Türkiye'de gidiş, artan biçimde yeniden İslamlaşmaya doğru. Hükümetin böyle bir niyeti var ve çok ustaca Türk toplumunun çeşitli kısımlarını ardarda devralıyor. Ekonomi, iş dünyası, akademik topluluk, medya. Ve şimdi, geçmişte cumhuriyet rejiminin kalesi olan yargıyı ele geçiriyorlar.

Türkiye on yıl sonra İran ile yer değiştirebilir.
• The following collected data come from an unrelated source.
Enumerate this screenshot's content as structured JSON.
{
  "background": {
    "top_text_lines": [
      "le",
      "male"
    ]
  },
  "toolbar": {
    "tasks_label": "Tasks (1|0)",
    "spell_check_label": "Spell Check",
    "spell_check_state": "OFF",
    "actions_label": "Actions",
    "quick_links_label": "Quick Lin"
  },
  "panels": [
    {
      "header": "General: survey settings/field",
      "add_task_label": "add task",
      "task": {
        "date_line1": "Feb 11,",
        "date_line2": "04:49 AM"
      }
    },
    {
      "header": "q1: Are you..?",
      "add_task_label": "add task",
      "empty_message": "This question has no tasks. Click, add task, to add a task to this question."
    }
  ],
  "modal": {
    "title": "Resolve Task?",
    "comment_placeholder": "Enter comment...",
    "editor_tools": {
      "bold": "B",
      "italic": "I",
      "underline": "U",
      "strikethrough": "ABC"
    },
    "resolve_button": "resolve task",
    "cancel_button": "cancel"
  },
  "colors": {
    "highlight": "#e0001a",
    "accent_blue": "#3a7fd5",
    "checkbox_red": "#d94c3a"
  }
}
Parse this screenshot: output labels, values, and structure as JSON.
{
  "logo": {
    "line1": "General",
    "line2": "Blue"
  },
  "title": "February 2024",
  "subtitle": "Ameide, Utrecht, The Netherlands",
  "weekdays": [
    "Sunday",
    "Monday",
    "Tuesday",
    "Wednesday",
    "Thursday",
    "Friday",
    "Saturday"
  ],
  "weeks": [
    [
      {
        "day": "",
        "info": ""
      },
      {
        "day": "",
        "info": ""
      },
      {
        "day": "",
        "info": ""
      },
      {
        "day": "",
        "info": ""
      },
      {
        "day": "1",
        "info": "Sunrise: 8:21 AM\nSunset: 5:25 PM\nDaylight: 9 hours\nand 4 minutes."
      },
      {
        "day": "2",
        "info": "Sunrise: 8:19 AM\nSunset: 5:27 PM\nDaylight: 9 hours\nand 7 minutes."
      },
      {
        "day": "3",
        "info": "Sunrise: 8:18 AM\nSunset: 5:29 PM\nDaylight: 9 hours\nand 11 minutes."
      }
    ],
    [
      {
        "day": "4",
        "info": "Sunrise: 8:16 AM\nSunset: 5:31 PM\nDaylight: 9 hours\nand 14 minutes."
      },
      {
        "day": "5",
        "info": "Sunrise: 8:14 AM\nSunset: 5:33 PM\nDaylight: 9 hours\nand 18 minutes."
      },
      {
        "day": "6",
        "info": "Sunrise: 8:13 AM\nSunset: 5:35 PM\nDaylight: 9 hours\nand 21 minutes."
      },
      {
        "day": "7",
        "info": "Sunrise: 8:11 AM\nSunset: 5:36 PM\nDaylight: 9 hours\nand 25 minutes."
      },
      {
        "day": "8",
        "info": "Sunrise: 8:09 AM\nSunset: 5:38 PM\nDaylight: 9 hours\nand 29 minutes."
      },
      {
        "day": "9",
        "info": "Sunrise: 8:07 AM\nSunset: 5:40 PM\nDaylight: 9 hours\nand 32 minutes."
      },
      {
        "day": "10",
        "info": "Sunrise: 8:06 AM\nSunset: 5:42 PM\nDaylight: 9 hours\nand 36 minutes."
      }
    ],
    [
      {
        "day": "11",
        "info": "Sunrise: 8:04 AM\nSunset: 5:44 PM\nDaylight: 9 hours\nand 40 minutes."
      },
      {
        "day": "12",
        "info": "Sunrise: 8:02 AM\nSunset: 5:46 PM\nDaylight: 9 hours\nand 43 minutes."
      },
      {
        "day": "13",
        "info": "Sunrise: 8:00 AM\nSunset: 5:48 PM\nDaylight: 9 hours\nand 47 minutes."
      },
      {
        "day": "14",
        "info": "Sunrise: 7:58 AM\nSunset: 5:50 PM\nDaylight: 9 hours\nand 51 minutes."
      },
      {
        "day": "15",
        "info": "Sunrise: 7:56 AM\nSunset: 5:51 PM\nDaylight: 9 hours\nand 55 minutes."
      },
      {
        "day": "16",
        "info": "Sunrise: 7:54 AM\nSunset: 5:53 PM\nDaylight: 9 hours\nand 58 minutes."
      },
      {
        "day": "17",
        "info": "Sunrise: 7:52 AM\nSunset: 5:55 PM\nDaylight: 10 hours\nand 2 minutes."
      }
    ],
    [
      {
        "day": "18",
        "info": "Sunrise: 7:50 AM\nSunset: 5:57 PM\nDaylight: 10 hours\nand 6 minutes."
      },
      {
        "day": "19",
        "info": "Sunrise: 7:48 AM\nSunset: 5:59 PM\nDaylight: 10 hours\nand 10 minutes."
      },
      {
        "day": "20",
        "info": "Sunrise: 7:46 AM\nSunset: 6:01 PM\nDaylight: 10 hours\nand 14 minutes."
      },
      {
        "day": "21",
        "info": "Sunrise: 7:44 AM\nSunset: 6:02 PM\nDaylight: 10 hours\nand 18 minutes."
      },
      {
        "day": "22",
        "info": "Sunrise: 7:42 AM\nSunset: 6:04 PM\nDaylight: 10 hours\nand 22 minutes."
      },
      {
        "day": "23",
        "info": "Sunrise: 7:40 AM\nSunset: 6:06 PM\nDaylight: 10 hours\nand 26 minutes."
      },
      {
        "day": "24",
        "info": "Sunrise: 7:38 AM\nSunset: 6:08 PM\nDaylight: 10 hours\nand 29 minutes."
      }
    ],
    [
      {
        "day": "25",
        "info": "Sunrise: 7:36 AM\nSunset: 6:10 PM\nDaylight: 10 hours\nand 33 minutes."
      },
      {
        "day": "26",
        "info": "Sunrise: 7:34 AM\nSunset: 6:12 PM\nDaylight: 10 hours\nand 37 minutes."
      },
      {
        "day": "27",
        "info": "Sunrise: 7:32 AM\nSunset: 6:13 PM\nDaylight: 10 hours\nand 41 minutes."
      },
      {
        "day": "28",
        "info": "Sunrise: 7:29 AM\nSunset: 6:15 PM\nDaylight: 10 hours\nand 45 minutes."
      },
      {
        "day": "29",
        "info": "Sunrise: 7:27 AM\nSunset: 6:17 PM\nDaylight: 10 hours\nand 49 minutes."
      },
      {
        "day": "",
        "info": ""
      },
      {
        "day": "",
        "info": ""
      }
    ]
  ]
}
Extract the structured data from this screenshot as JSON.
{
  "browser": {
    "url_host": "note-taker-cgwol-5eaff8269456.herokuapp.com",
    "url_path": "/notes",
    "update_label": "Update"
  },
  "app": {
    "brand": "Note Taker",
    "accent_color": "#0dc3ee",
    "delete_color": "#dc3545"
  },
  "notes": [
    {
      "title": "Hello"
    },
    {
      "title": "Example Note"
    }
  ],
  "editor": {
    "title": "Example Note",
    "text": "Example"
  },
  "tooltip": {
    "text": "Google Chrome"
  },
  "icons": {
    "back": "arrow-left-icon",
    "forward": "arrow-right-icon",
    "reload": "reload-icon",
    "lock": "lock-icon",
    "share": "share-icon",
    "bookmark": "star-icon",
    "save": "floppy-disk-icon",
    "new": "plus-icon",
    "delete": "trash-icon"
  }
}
Köprülü ve Barkan zamanın büyük âlimiydiler, Halil İnalcık tüm zamanların büyük âlimi

Hristiyanlığın doğuşu ile İslamiyetin doğuşu arasındaki dönemde, yönetim sistemi bölgenin doğu yarısında Pers, batısında Helenistikti.

Modern diktatörlerin en küçükleri bile, Arap halifelerinin, Pers şahlarının ve Türk sultanlarının en büyüğünden daha güçlü bir denetime sahiptir.

Geleneksel din dünyasında yalnızca kadınlar aşağı durumdan kurtulamaz.

Ortaçağ İslamiyeti, popüler görüşün tersine, kırsal ya da çöl uygarlığı değil, şehir uygarlığıydı.

Rivayete göre, Churchill Ortadoğu'yu olduğu gibi Türklere geri vermenin daha iyi olacağını söylemiştir; herhalde bu hediye T.C. tarafından asla kabul edilmezdi.

Arap devletleri, 1-2 istisna hariç, yapay nitelikli olmalarına karşın bağımsız devletlerini ve toprak bütünlüklerini korumak konusunda hayret verici ölçüde ısrarlı olmuşlardır.

Avrupa, hatta Batı dünyası tarihinde, ülkeler arasında birlik olmamasının maddi ve entellektüel ilerlemeye mutlaka engel olmadığı hatta bazı durumlarda ilerlemeye katkı bile sağladığı görülmüştür.